Now is the time to sort out all the components of the scene – poses, props, perspective etc – and get them them working together. These are the kind of decisions that I have to make in my occasional forays into set design and scenic painting but there I’m always working in collaboration with a stage manager or stylist, not to mention the props department. In a comic strip I’ve not only got to take on those roles but also got to act as script writer and producer, deciding on the whole approach to telling the story.

The authors, Abel and Madden, ask you to try different styles from realistic to comic book and different camera angles. You then need to stand back from your work, perhaps leaving it overnight so that you can come back to it fresh, and assess how each approach would affect the the story.

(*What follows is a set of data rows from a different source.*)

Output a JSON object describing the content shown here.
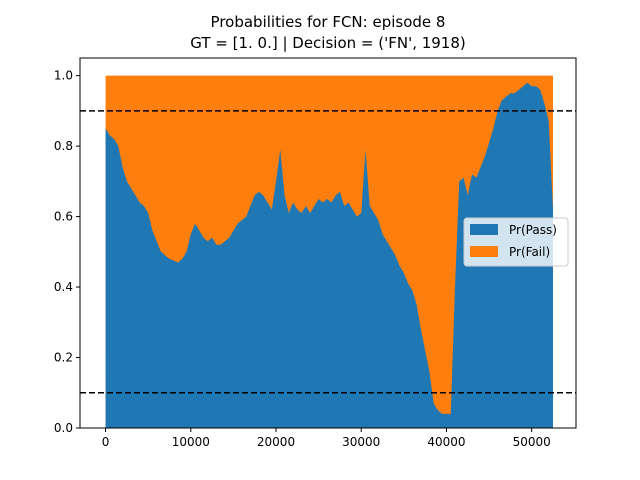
{
  "chart_data": {
    "type": "area",
    "title_line1": "Probabilities for FCN: episode 8",
    "title_line2": "GT = [1. 0.] | Decision = ('FN', 1918)",
    "xlabel": "",
    "ylabel": "",
    "xlim": [
      -3000,
      55200
    ],
    "ylim": [
      0,
      1.05
    ],
    "x_ticks": [
      0,
      10000,
      20000,
      30000,
      40000,
      50000
    ],
    "y_ticks": [
      0.0,
      0.2,
      0.4,
      0.6,
      0.8,
      1.0
    ],
    "grid": false,
    "legend_position": "center-right",
    "thresholds": [
      0.9,
      0.1
    ],
    "colors": {
      "pass": "#1f77b4",
      "fail": "#ff7f0e",
      "threshold": "#000000"
    },
    "series": [
      {
        "name": "Pr(Pass)",
        "stack_order": 1
      },
      {
        "name": "Pr(Fail)",
        "stack_order": 2,
        "is_complement": true
      }
    ],
    "x": [
      0,
      500,
      1000,
      1500,
      2000,
      2500,
      3000,
      3500,
      4000,
      4500,
      5000,
      5500,
      6000,
      6500,
      7000,
      7500,
      8000,
      8500,
      9000,
      9500,
      10000,
      10500,
      11000,
      11500,
      12000,
      12500,
      13000,
      13500,
      14000,
      14500,
      15000,
      15500,
      16000,
      16500,
      17000,
      17500,
      18000,
      18500,
      19000,
      19500,
      20000,
      20500,
      21000,
      21500,
      22000,
      22500,
      23000,
      23500,
      24000,
      24500,
      25000,
      25500,
      26000,
      26500,
      27000,
      27500,
      28000,
      28500,
      29000,
      29500,
      30000,
      30500,
      31000,
      31500,
      32000,
      32500,
      33000,
      33500,
      34000,
      34500,
      35000,
      35500,
      36000,
      36500,
      37000,
      37500,
      38000,
      38500,
      39000,
      39500,
      40000,
      40500,
      41000,
      41500,
      42000,
      42500,
      43000,
      43500,
      44000,
      44500,
      45000,
      45500,
      46000,
      46500,
      47000,
      47500,
      48000,
      48500,
      49000,
      49500,
      50000,
      50500,
      51000,
      51500,
      52000,
      52500
    ],
    "pass": [
      0.85,
      0.83,
      0.82,
      0.8,
      0.74,
      0.7,
      0.68,
      0.66,
      0.64,
      0.63,
      0.61,
      0.56,
      0.53,
      0.5,
      0.49,
      0.48,
      0.475,
      0.47,
      0.48,
      0.5,
      0.55,
      0.58,
      0.56,
      0.54,
      0.53,
      0.54,
      0.52,
      0.52,
      0.53,
      0.54,
      0.56,
      0.58,
      0.59,
      0.6,
      0.63,
      0.66,
      0.67,
      0.66,
      0.64,
      0.62,
      0.7,
      0.79,
      0.66,
      0.61,
      0.64,
      0.62,
      0.61,
      0.63,
      0.61,
      0.63,
      0.65,
      0.64,
      0.65,
      0.64,
      0.66,
      0.67,
      0.63,
      0.64,
      0.62,
      0.6,
      0.61,
      0.79,
      0.63,
      0.61,
      0.59,
      0.55,
      0.53,
      0.51,
      0.49,
      0.46,
      0.44,
      0.41,
      0.39,
      0.35,
      0.28,
      0.22,
      0.16,
      0.07,
      0.05,
      0.04,
      0.04,
      0.04,
      0.4,
      0.7,
      0.71,
      0.66,
      0.72,
      0.71,
      0.74,
      0.77,
      0.81,
      0.85,
      0.9,
      0.93,
      0.94,
      0.95,
      0.95,
      0.96,
      0.97,
      0.98,
      0.97,
      0.97,
      0.96,
      0.92,
      0.87,
      0.62
    ]
  }
}
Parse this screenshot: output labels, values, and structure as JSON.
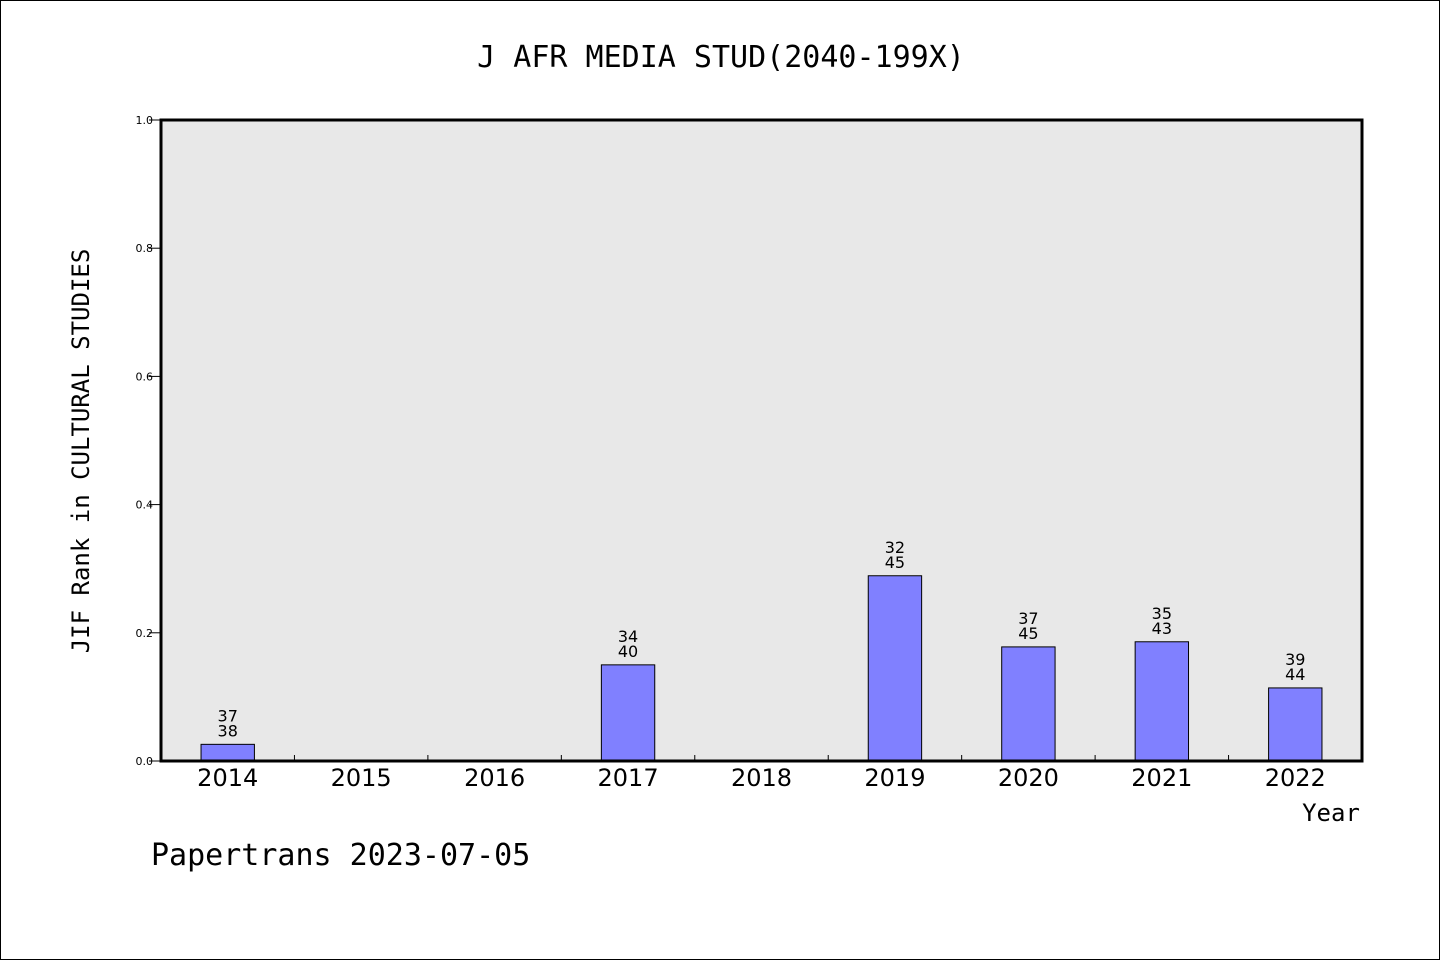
{
  "chart_data": {
    "type": "bar",
    "title": "J AFR MEDIA STUD(2040-199X)",
    "xlabel": "Year",
    "ylabel": "JIF Rank in CULTURAL STUDIES",
    "ylim": [
      0,
      1.0
    ],
    "yticks": [
      "0.0",
      "0.2",
      "0.4",
      "0.6",
      "0.8",
      "1.0"
    ],
    "categories": [
      "2014",
      "2015",
      "2016",
      "2017",
      "2018",
      "2019",
      "2020",
      "2021",
      "2022"
    ],
    "values": [
      0.026,
      null,
      null,
      0.15,
      null,
      0.289,
      0.178,
      0.186,
      0.114
    ],
    "bar_labels": [
      [
        "37",
        "38"
      ],
      null,
      null,
      [
        "34",
        "40"
      ],
      null,
      [
        "32",
        "45"
      ],
      [
        "37",
        "45"
      ],
      [
        "35",
        "43"
      ],
      [
        "39",
        "44"
      ]
    ],
    "bar_color": "#8080ff",
    "plot_background": "#e8e8e8",
    "grid": false
  },
  "footer": {
    "text": "Papertrans 2023-07-05"
  }
}
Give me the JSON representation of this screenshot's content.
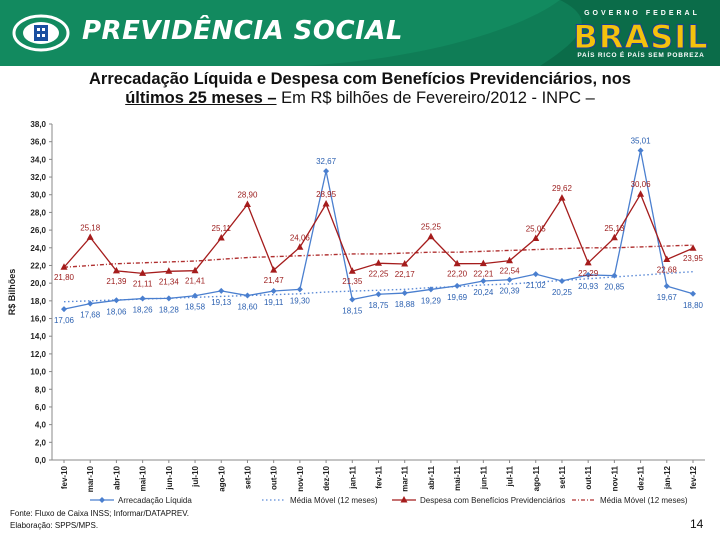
{
  "header": {
    "brand": "PREVIDÊNCIA SOCIAL",
    "gov_top": "GOVERNO FEDERAL",
    "gov_brasil": "BRASIL",
    "gov_slogan": "PAÍS RICO É PAÍS SEM POBREZA",
    "header_color": "#0f7d56"
  },
  "title": {
    "part1": "Arrecadação Líquida e Despesa com Benefícios Previdenciários, nos",
    "part2": "últimos 25 meses –",
    "part3": " Em R$ bilhões de Fevereiro/2012 - INPC –"
  },
  "footer": {
    "source_line1": "Fonte: Fluxo de Caixa INSS; Informar/DATAPREV.",
    "source_line2": "Elaboração: SPPS/MPS.",
    "page_number": "14"
  },
  "chart_data": {
    "type": "line",
    "ylabel": "R$ Bilhões",
    "xlabel": "",
    "ylim": [
      0,
      38
    ],
    "yticks": [
      "0,0",
      "2,0",
      "4,0",
      "6,0",
      "8,0",
      "10,0",
      "12,0",
      "14,0",
      "16,0",
      "18,0",
      "20,0",
      "22,0",
      "24,0",
      "26,0",
      "28,0",
      "30,0",
      "32,0",
      "34,0",
      "36,0",
      "38,0"
    ],
    "categories": [
      "fev-10",
      "mar-10",
      "abr-10",
      "mai-10",
      "jun-10",
      "jul-10",
      "ago-10",
      "set-10",
      "out-10",
      "nov-10",
      "dez-10",
      "jan-11",
      "fev-11",
      "mar-11",
      "abr-11",
      "mai-11",
      "jun-11",
      "jul-11",
      "ago-11",
      "set-11",
      "out-11",
      "nov-11",
      "dez-11",
      "jan-12",
      "fev-12"
    ],
    "grid": false,
    "legend_position": "bottom",
    "series": [
      {
        "name": "Arrecadação Líquida",
        "color": "#4a7fcf",
        "marker": "diamond",
        "dash": "solid",
        "values": [
          17.06,
          17.68,
          18.06,
          18.26,
          18.28,
          18.58,
          19.13,
          18.6,
          19.11,
          19.3,
          32.67,
          18.15,
          18.75,
          18.88,
          19.29,
          19.69,
          20.24,
          20.39,
          21.02,
          20.25,
          20.93,
          20.85,
          35.01,
          19.67,
          18.8
        ],
        "labels": [
          "17,06",
          "17,68",
          "18,06",
          "18,26",
          "18,28",
          "18,58",
          "19,13",
          "18,60",
          "19,11",
          "19,30",
          "32,67",
          "18,15",
          "18,75",
          "18,88",
          "19,29",
          "19,69",
          "20,24",
          "20,39",
          "21,02",
          "20,25",
          "20,93",
          "20,85",
          "35,01",
          "19,67",
          "18,80"
        ]
      },
      {
        "name": "Despesa com Benefícios Previdenciários",
        "color": "#a51c1c",
        "marker": "triangle",
        "dash": "solid",
        "values": [
          21.8,
          25.18,
          21.39,
          21.11,
          21.34,
          21.41,
          25.11,
          28.9,
          21.47,
          24.06,
          28.95,
          21.35,
          22.25,
          22.17,
          25.25,
          22.2,
          22.21,
          22.54,
          25.05,
          29.62,
          22.29,
          25.13,
          30.06,
          22.68,
          23.95
        ],
        "labels": [
          "21,80",
          "25,18",
          "21,39",
          "21,11",
          "21,34",
          "21,41",
          "25,11",
          "28,90",
          "21,47",
          "24,06",
          "28,95",
          "21,35",
          "22,25",
          "22,17",
          "25,25",
          "22,20",
          "22,21",
          "22,54",
          "25,05",
          "29,62",
          "22,29",
          "25,13",
          "30,06",
          "22,68",
          "23,95"
        ]
      },
      {
        "name": "Média Móvel (12 meses)",
        "color": "#5b8ad6",
        "marker": "none",
        "dash": "dotted",
        "values": [
          17.9,
          18.0,
          18.1,
          18.2,
          18.3,
          18.4,
          18.5,
          18.6,
          18.7,
          18.8,
          19.0,
          19.1,
          19.2,
          19.3,
          19.5,
          19.6,
          19.8,
          19.9,
          20.1,
          20.3,
          20.5,
          20.7,
          20.9,
          21.1,
          21.3
        ],
        "labels": []
      },
      {
        "name": "Média Móvel (12 meses)",
        "color": "#b03030",
        "marker": "none",
        "dash": "dashed",
        "values": [
          21.8,
          22.0,
          22.2,
          22.3,
          22.4,
          22.5,
          22.7,
          22.9,
          23.0,
          23.1,
          23.2,
          23.3,
          23.3,
          23.4,
          23.5,
          23.5,
          23.6,
          23.7,
          23.8,
          23.9,
          24.0,
          24.0,
          24.1,
          24.2,
          24.3
        ],
        "labels": []
      }
    ]
  }
}
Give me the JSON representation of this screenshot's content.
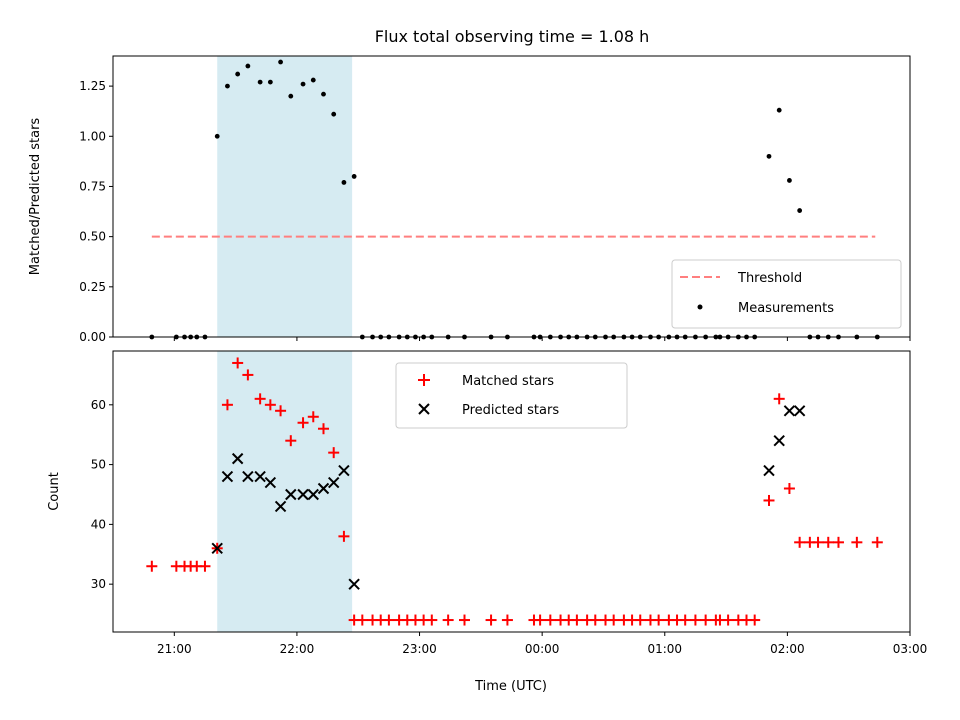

They say that you’ll soon realise that the possibilities are endless. It reminds me of the Steven Spielberg quote that when a director starts work on a film, he should feel the same freedom that a writer feels when confronted by a blank sheet of paper.

Speilberg draws the scenes for his films in a similar storyboard fashion before going to the expense of choosing locations, building sets and hiring actors.

Dark Patches

Pencils aren’t intended to be works of art, their purpose is mainly for planning and problem solving. To keep things as clear as possible it’s normal to work at a larger size, say half as big again, as the final print size. To keep the pencil stage visuals uncluttered and readable it’s best to avoid textures and shading, which can obscure lines when it comes to tracing to the final artwork. The ‘X’s in my sketches show which areas would be solid black.